Publikace na Filozofická fakulta |
2020

Tento text není v aktuálním jazyce dostupný. Zobrazuje se verze "en".Abstrakt

In this contribution, we investigate Maxine Sheets-Johnstone's concept of 'virtual totality' of danced movements, in which Sheets-Johnstone develops Susanne Langer's concept of presenting or creating an 'illusion of force' or 'virtual force' through the symbolic form of danced movements. According to Langer, the primary illusion of 'virtual force' symbolised by danced movements is related a secondary illusion of temporally and spatially ordered movements.

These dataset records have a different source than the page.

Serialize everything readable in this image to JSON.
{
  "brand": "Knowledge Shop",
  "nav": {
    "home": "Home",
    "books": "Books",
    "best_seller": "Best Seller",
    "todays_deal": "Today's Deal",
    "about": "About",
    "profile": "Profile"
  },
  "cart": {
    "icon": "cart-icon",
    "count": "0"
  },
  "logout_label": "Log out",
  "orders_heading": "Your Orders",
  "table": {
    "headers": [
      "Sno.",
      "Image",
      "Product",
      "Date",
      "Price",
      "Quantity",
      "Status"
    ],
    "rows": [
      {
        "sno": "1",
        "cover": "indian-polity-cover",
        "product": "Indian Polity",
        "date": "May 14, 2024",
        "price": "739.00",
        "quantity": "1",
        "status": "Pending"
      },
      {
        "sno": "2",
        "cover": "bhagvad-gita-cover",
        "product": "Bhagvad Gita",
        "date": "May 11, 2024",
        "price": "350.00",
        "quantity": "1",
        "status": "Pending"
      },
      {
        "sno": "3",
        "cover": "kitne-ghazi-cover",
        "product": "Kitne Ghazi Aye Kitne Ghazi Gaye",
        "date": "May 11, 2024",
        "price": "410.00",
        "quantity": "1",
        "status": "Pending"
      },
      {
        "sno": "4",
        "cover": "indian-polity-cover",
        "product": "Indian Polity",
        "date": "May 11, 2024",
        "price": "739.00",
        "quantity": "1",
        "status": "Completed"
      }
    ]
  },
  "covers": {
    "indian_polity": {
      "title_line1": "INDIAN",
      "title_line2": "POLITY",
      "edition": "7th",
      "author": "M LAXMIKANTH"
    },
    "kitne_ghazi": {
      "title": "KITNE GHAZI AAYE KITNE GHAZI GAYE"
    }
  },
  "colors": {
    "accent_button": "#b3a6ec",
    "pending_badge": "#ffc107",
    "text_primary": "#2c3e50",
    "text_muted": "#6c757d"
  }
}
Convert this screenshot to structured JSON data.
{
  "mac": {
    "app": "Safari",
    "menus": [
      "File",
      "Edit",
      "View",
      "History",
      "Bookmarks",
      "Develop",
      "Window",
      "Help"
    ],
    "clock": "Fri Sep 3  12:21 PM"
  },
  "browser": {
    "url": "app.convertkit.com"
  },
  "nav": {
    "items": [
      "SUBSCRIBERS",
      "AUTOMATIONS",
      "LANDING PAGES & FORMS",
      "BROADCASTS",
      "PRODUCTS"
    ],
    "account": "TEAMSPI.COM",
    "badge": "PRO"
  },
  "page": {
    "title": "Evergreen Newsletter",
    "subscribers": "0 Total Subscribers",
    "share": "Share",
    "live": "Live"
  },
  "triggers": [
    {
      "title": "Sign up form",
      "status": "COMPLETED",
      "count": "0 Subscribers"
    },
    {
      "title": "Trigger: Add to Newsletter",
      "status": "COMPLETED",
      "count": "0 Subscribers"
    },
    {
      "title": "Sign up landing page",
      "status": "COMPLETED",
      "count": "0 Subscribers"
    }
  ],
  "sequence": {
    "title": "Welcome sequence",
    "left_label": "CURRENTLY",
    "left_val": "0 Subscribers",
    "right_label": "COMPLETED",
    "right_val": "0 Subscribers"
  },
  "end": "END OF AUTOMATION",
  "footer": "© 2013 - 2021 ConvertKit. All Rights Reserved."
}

Sheets-Johnstone adopts this distinction between primary and secondary illusion and emphasises that the virtual dimension of dance itself must be 'spatially unified and temporally continuous'. Spatiality and temporality of dance are neither secondary illusions nor external supportive devices: they are the 'intrinsic structures' of the primary illusion.

In this context, Sheets-Johnstone highlights the existence of dance's 'ekstatic structure' that is always unique. This individual structure of the ekstatic nature of the flow of virtual force can be described in relation to various qualities: tensional, linear, areal, and projectional.

This approach to describing the structure of the flow of the virtual force enables Sheets-Johnstone to employ the concept of imaginary existence developed by Jean-Paul Sartre. Nevertheless, it should be noted that Sheets-Johnstone describes the ekstatic nature of the virtual sphere of dance with reference to other important phenomenological notions as well: she brings in Jean-Paul Sartre's concept of original temporality and the notion of spatial presence of conscious-body that had been developed especially by Maurice Merleau-Ponty.

The aim of this contribution is to investigate the status of this virtual wholeness of the ekstatic structure of dance. We highlight the specific nature of totality of virtual force, which constitutes an 'inviolable synthesis, both spatially and temporally'.

We emphasise that according to Sheets-Johnstone, the distinction between the spatiotemporal aspect of an actual force and spatiotemporal aspects of a virtual force is rooted in the fact that the virtual sphere cannot be split into points and movements. This sphere exists 'across' a divisible multiplicity of instants and points.

In the virtual sphere, space and time form a totality whose elements can be viewed separately but can 'never exist in isolation from one another'. Sheets-Johnstone states that dance always exists as a 'unified multiplicity', as both 'dispersed' and 'coherent'.

Nevertheless, this multiplicity must also be conceived of as a 'unique totality', a unique result of intermingling of movements developed in time and space. Each particular organisation of the 'past-present-future' within dance presents a specific spatiality and temporality, which particularises the virtual force or the illusion of force.

We suggest that one could generalise Sheets-Johnstone's account of the specific virtual totality of dance and regard it as applicable to the nature of any work of art. In other words, we claim that any work of art constitutes a 'wholeness' comparable to the unified and unique multiplicity of dance.